Les lobbies ressortent, encore et toujours, l’argument du « level playing field ». L’UEL recommande ainsi d’en rediscuter au niveau de l’OCDE, tandis que l’Alfi demande à ce que la directive ne devrait pas s’appliquer « until the measures for non-EU shell entities also apply ». Dès février, Yuriko Backes mettait en garde dans le Wort que « la compétitivité de l’UE sera affaiblie vis-à-vis de pays tiers ». Cette rhétorique est aussi ancienne que la place financière. L’historien Benoît Majerus en a retrouvé un exemple dès la seconde moitié des années 1960, lorsque l’avocat d’affaires et lobbyiste Bernard Delvaux a été envoyé par le gouvernement aux négociations européennes. Au nom du Luxembourg, le lobbyiste y défendit le régime des holdings contre la volonté d’harmonisation portée alors par le ministre français Michel Debré. Ses arguments intéressés (Delvaux était un des principaux players sur le marché des holdings) semblent avoir porté leurs fruits. « La Commission européenne craint que les holdings luxembourgeoises n’émigrent vers d’autres paradis fiscaux », écrivait Le Monde en 1973.

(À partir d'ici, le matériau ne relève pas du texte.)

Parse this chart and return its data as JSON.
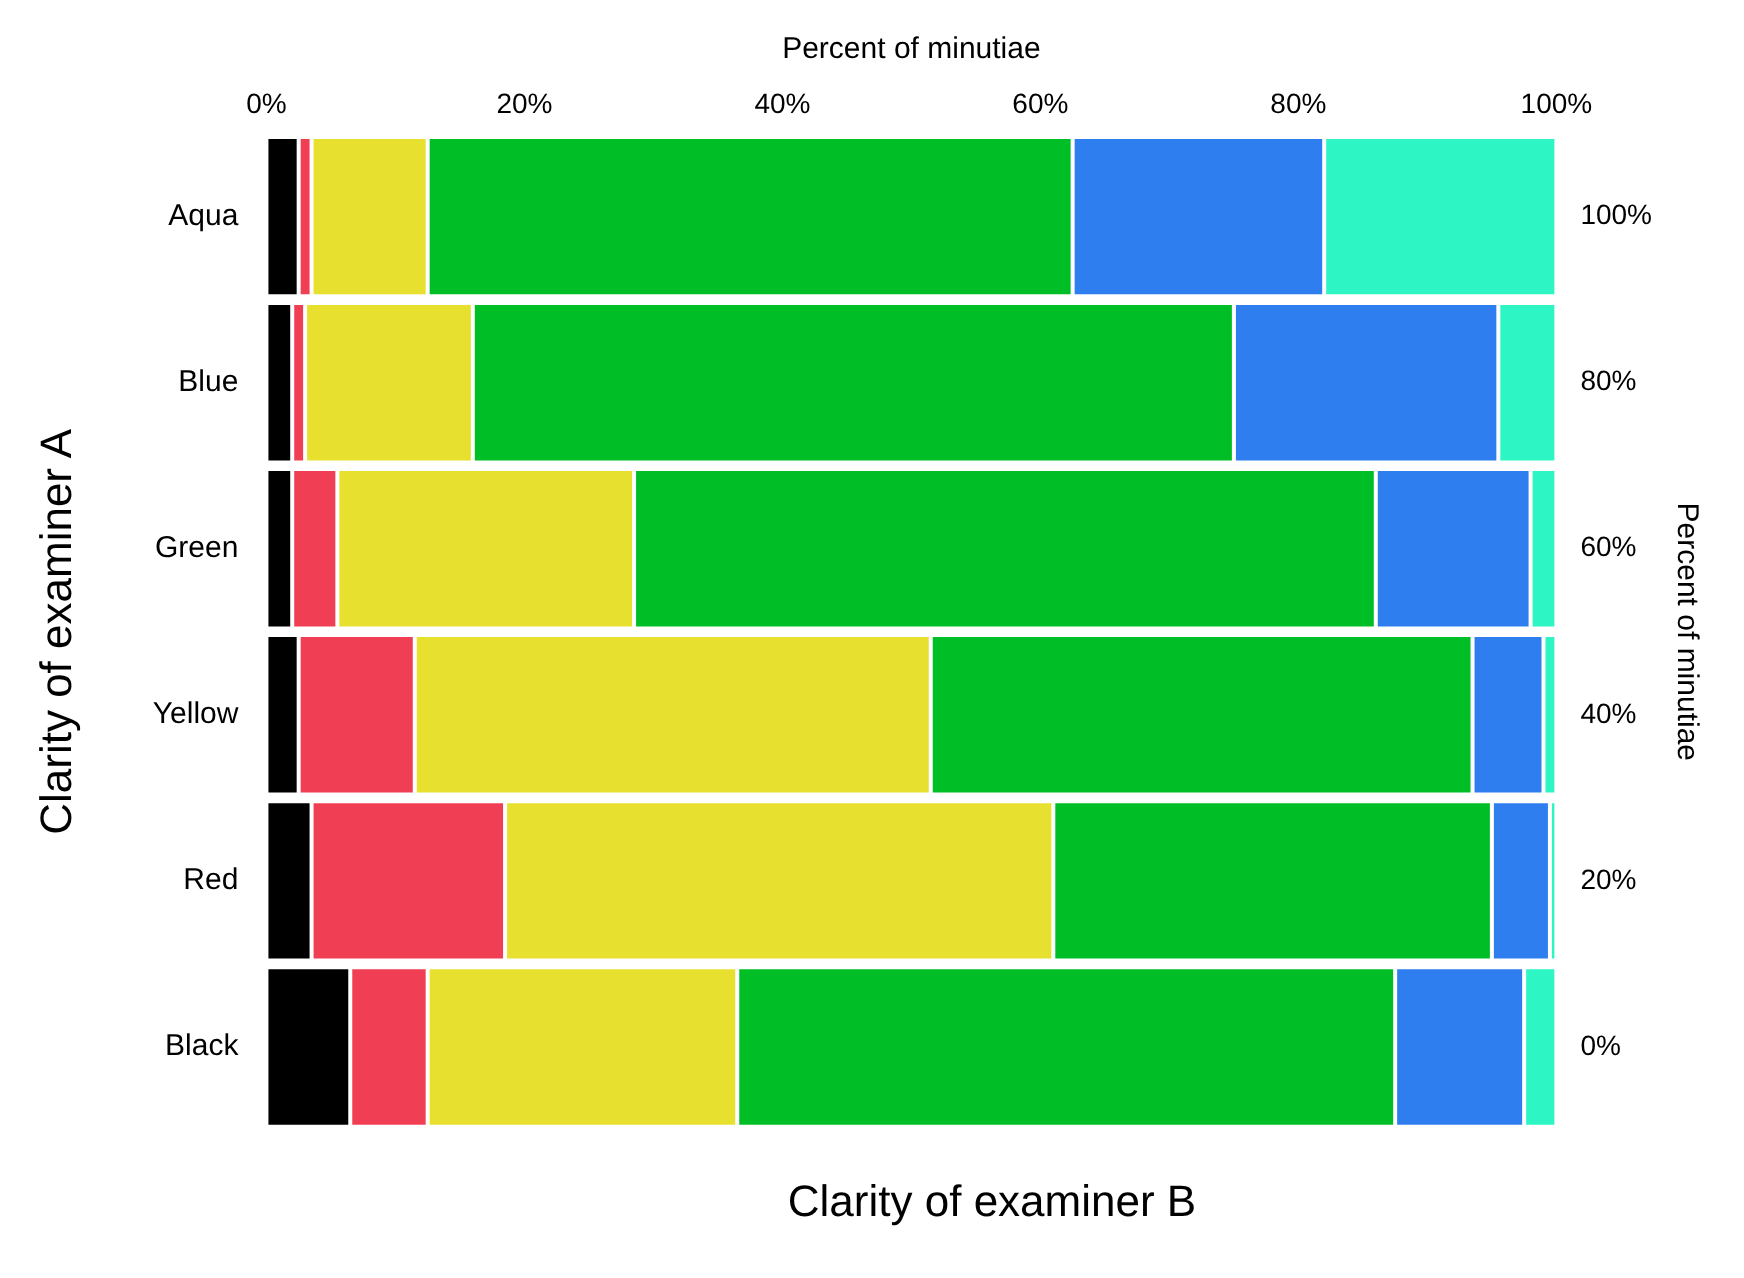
{
  "chart_data": {
    "type": "bar",
    "orientation": "horizontal",
    "stacked": true,
    "categories": [
      "Aqua",
      "Blue",
      "Green",
      "Yellow",
      "Red",
      "Black"
    ],
    "xlabel": "Percent of minutiae",
    "ylabel": "Clarity of examiner A",
    "annotations": [
      "Clarity of examiner B"
    ],
    "xlim": [
      0,
      100
    ],
    "xticks": [
      {
        "value": 0,
        "label": "0%"
      },
      {
        "value": 20,
        "label": "20%"
      },
      {
        "value": 40,
        "label": "40%"
      },
      {
        "value": 60,
        "label": "60%"
      },
      {
        "value": 80,
        "label": "80%"
      },
      {
        "value": 100,
        "label": "100%"
      }
    ],
    "y2label": "Percent of minutiae",
    "y2lim": [
      0,
      100
    ],
    "y2ticks": [
      {
        "value": 0,
        "label": "0%"
      },
      {
        "value": 20,
        "label": "20%"
      },
      {
        "value": 40,
        "label": "40%"
      },
      {
        "value": 60,
        "label": "60%"
      },
      {
        "value": 80,
        "label": "80%"
      },
      {
        "value": 100,
        "label": "100%"
      }
    ],
    "grid": false,
    "legend": false,
    "series": [
      {
        "color": "#000000",
        "values": [
          2.5,
          2,
          2,
          2.5,
          3.5,
          6.5
        ]
      },
      {
        "color": "#f03e55",
        "values": [
          1,
          1,
          3.5,
          9,
          15,
          6
        ]
      },
      {
        "color": "#e8e02e",
        "values": [
          9,
          13,
          23,
          40,
          42.5,
          24
        ]
      },
      {
        "color": "#00bf26",
        "values": [
          50,
          59,
          57.5,
          42,
          34,
          51
        ]
      },
      {
        "color": "#2f7ef0",
        "values": [
          19.5,
          20.5,
          12,
          5.5,
          4.5,
          10
        ]
      },
      {
        "color": "#2ef5c4",
        "values": [
          18,
          4.5,
          2,
          1,
          0.5,
          2.5
        ]
      }
    ]
  }
}
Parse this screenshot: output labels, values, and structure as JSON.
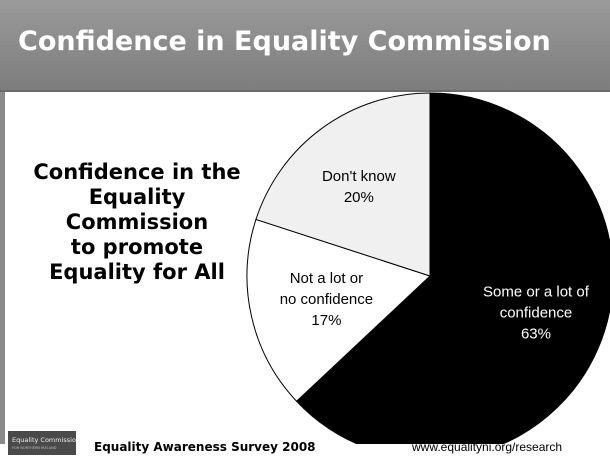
{
  "header": {
    "title": "Confidence in Equality Commission"
  },
  "side_text": {
    "lines": [
      "Confidence in the",
      "Equality",
      "Commission",
      "to promote",
      "Equality for All"
    ]
  },
  "footer": {
    "survey_label": "Equality Awareness Survey 2008",
    "url": "www.equalityni.org/research",
    "logo_text": "Equality Commission",
    "logo_subtext": "FOR NORTHERN IRELAND"
  },
  "chart_data": {
    "type": "pie",
    "title": "",
    "slices": [
      {
        "label_lines": [
          "Some or a lot of",
          "confidence"
        ],
        "value": 63,
        "value_label": "63%",
        "color": "#000000",
        "text_color": "#ffffff"
      },
      {
        "label_lines": [
          "Not a lot or",
          "no confidence"
        ],
        "value": 17,
        "value_label": "17%",
        "color": "#ffffff",
        "text_color": "#000000"
      },
      {
        "label_lines": [
          "Don't know"
        ],
        "value": 20,
        "value_label": "20%",
        "color": "#f0f0f0",
        "text_color": "#000000"
      }
    ],
    "start_angle_deg": 0,
    "direction": "clockwise"
  }
}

Cela fait des décennies que des familles avec beaucoup d’argent et des multinationales avec très peu de substance passent par le Grand-Duché pour éviter l’impôt. Un énorme dépotoir offshore s’est ainsi accumulé. Pierre Gramegna a toujours affirmé qu’il n’aurait « aucune nostalgie » à voir déguerpir les holdings sans substance. En février 2021, l’enquête « OpenLux » a recensé « plusieurs centaines » de multinationales américaines (Microsoft, KFC, Exxon-Mobile, Victoria’s Secret, Koch Industries) qui venaient de démanteler une partie de leurs holdings luxembourgeoises. Quarante pour cent des multinationales citées dans « Luxleaks » auraient entretemps plié bagage. Ces sept dernières années, les pires armes de défiscalisation massive ont été démantelées (dont les « patent boxes » et les « hybrides »), tout comme l’ancienne manufacture à rulings dirigée par Marius Kohl. Sur la place financière, on estime avoir fait ses devoirs et freiné les excès ; l’optimisation fiscale « agressive » appartiendrait au passé. Circulez, il n’y a rien à voir… Le problème, c’est que les recherches universitaires démentent ce narratif. Les économistes Gabriel Zucman et Ludvig Wier notent l’« étonnante stabilité » du profit shifting vers les juridictions à faible fiscalité. Entre 2015 et 2019, les transferts de bénéfices vers le Luxembourg seraient passés de 46,8 à 64,4 milliards de dollars, lit-on dans leur working paper publié au début du mois. Une croissance de 14,3 pour cent, qui reste cependant en-deçà des concurrents européens : Les Pays-Bas affichant une hausse de 20,7, la Belgique de 22,6 et la Suisse de 38,7 pour cent. Dans la troisième année de l’implémentation du projet Beps, Wier et Zucman ne constatent pas de « discernible decline ».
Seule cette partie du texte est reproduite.